British journalist, writer and comedian (born 1973)

Viv Groskop (born 8 July 1973) is a British journalist, writer and comedian. She has written for publications including The Guardian, Evening Standard, The Observer, Daily Mail, Mail on Sunday and Red magazine. She writes on arts, books, popular culture and current affairs, identifying as a feminist. Groskop is a stand-up comedian, MC and improviser who was a finalist in Funny Women 2012 and semi-finalist in So You Think You're Funny 2012. She is an agony aunt for The Pool and host of the Mint Velvet clothing podcast "We are Women".

==Life and career==
Groskop was born in Hampshire and, with her younger sister, grew up in Bruton, Somerset. She won a scholarship to Bruton School for Girls, and later read Russian and French at Selwyn College, Cambridge, graduating with a first-class degree. At age 21, she spent a year in Saint Petersburg as part of her Russian course, and had a relationship with the lead guitarist of a rock band from Ukraine.
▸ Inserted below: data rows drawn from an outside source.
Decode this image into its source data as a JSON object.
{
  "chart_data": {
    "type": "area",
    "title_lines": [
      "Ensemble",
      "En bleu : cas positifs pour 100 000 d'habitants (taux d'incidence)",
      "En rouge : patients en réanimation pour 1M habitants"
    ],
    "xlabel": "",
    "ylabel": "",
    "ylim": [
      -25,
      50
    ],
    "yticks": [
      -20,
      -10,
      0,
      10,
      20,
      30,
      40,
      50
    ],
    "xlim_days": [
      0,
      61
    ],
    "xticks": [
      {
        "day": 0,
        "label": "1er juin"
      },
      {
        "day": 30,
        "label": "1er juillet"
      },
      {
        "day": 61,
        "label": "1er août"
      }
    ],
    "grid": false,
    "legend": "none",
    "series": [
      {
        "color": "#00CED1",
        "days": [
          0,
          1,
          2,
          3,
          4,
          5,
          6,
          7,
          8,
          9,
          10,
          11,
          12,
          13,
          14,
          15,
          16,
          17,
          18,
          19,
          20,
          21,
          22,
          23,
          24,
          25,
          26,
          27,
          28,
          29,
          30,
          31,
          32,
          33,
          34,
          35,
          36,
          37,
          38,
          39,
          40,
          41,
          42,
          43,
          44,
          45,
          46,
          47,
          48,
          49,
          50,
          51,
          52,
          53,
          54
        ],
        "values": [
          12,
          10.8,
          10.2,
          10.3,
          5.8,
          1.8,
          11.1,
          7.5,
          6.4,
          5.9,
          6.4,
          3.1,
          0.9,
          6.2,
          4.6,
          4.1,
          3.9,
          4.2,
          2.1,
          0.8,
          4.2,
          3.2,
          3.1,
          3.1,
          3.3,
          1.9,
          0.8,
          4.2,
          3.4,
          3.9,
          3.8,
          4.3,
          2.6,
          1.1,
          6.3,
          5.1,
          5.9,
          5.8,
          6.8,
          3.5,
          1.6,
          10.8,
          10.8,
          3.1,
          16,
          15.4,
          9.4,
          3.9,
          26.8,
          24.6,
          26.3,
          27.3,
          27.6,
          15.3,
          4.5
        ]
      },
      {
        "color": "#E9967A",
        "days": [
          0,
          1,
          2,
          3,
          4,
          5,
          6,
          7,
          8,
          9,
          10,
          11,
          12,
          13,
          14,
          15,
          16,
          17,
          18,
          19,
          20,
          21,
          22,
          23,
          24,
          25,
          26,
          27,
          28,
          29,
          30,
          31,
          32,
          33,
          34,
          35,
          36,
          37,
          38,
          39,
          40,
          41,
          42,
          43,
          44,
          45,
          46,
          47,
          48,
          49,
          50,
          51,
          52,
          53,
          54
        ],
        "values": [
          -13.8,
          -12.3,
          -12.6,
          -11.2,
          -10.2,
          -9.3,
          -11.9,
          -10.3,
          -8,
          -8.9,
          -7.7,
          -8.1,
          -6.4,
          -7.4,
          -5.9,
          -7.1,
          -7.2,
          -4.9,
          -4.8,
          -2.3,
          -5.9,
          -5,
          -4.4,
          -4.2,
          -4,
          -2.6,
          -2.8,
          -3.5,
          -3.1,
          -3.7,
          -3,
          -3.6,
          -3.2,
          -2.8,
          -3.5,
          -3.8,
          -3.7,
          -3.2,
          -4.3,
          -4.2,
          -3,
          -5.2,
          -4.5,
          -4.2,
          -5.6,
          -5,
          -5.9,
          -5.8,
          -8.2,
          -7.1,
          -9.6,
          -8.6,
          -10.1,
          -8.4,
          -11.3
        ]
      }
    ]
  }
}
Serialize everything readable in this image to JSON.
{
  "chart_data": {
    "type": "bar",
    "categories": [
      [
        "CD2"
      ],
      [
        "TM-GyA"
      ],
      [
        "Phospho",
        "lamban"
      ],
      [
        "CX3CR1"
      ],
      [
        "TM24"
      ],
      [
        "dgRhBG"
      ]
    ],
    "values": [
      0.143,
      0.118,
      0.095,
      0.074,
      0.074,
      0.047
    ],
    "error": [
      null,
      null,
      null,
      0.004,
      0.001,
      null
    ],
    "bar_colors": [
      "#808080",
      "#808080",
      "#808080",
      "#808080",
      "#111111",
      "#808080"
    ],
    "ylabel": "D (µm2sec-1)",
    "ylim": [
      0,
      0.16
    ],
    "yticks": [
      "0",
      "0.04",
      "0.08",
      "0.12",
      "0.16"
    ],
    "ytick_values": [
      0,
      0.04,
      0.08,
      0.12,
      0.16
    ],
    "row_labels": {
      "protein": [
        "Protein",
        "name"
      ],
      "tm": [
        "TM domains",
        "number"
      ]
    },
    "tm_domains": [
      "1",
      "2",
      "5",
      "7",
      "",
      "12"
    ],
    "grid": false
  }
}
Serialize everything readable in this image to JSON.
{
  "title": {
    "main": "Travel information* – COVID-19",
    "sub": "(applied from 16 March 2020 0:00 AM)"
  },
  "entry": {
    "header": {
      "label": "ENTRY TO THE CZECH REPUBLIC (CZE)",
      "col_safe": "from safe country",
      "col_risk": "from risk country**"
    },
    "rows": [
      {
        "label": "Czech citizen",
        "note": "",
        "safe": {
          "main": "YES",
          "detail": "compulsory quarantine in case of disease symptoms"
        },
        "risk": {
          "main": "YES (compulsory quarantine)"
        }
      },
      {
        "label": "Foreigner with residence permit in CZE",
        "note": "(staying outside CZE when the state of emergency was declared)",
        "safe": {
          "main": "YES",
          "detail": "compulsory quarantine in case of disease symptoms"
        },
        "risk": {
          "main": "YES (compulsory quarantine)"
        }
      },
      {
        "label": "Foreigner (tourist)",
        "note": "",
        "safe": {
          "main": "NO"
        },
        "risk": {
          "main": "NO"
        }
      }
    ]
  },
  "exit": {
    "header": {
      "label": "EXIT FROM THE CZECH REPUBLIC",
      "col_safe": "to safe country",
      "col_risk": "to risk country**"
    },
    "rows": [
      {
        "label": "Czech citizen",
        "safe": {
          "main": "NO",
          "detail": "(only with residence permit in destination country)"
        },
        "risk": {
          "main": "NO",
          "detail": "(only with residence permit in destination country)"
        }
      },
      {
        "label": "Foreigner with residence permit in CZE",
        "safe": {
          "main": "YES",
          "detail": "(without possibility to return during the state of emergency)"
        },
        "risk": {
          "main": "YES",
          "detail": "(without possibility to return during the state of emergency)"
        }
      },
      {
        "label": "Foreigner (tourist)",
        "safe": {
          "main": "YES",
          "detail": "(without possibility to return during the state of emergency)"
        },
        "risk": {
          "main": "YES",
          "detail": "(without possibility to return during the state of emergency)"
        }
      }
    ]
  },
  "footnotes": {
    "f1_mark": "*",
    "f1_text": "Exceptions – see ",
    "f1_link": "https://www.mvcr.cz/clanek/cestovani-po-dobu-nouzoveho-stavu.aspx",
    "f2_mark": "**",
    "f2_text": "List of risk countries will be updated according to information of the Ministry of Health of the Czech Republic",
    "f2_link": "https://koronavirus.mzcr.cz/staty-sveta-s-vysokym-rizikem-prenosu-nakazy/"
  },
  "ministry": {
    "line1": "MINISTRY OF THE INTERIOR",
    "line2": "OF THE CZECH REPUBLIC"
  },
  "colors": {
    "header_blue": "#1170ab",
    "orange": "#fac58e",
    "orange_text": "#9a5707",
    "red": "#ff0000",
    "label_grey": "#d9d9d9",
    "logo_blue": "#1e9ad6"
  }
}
She has said that as a student she wanted to learn the group's language, while they needed somebody to correct their poor English, particularly in their lyrics.

She has an MA with distinction in Russian Studies from UCL School of Slavonic and East European Studies. From her teens, Groskop believed her surname was Russian, until a Canadian cousin researched her family tree and discovered that the etymology of the Groskop name was Yiddish meaning "fathead", and that her Jewish great-great-grandfather Gershon Groskop had come to Great Britain in the 1860s from Łódź in Poland. Gershon Groskop was also the great-grandfather of television presenter Gethin Jones.

Groskop began her career in journalism at Esquire as an editorial assistant for Rosie Boycott at the age of 22. Groskop joined the Daily Express while Boycott was editor, becoming a columnist on the Sunday Express at the age of 25. She has been described as one of the most successful freelance journalists in the UK, and has twice been short-listed for the Periodical Publishers Association Columnist of the Year.

Groskop is a contributing editor at Russian Vogue. For the UK press, she has interviewed Russian speakers in their mother tongue – among them Marina Litvinenko, widow of the murdered Alexander Litvinenko and Beslan school hostage crisis survivor Fatima Dzgoeva. She has also conducted interviews in French, including one with the surviving daughter of Suite Francaise author Irène Némirovsky.

Groskop's documentaries for BBC Radio 4 include It's Just a Joke, Comrade on Russian satire, and L'origine de L'Origine du monde on the painting by Gustave Courbet. She was a studio guest in the first TV edition of the BBC arts show Front Row. She appears occasionally on the Radio 4 programme Saturday Live, Sky News, Radio 4's Today programme, Any Questions, Front Row, and Woman's Hour, and on Nick Ferrari's LBC 97.3 programme. She blogged about Downton Abbey and Poldark for The Guardian.

She is the author of seven books. Her first book, I Laughed, I Cried, is an account of Groskop performing one hundred comedy gigs in one hundred nights. It is described as "an experiment in doing what you want, even if it is terrifying, without giving up the day job". It was published by Orion on 27 June 2013. Her second book, The Anna Karenina Fix, Life Lessons From Russian Literature, was published by Penguin on 5 October 2017. Her third book, How to Own the Room, Women and the Art of Brilliant Speaking, was published by Transworld on 1 November 2018. She launched a podcast of the same name in October 2018, which was nominated for the Best Business Podcast award at the British Podcast Awards in 2021. Her fourth book, Au Revoir, Tristesse: Lessons in Happiness From French Literature was published in 2020.

Her subsequent books have been Life as you Climb (2021), about ambitious women striving for success while helping others on the way; Happy High Status (2023), on feeling confident without pretending to be someone one is not; and One Ukrainian Summer (2024), an account of her time as a student in Russia.

Groskop was the artistic director of the Bath Literature Festival, the first season under her charge being held in February 2014, and the last in 2016 when "the much-loved chief was waved off with a raucous party".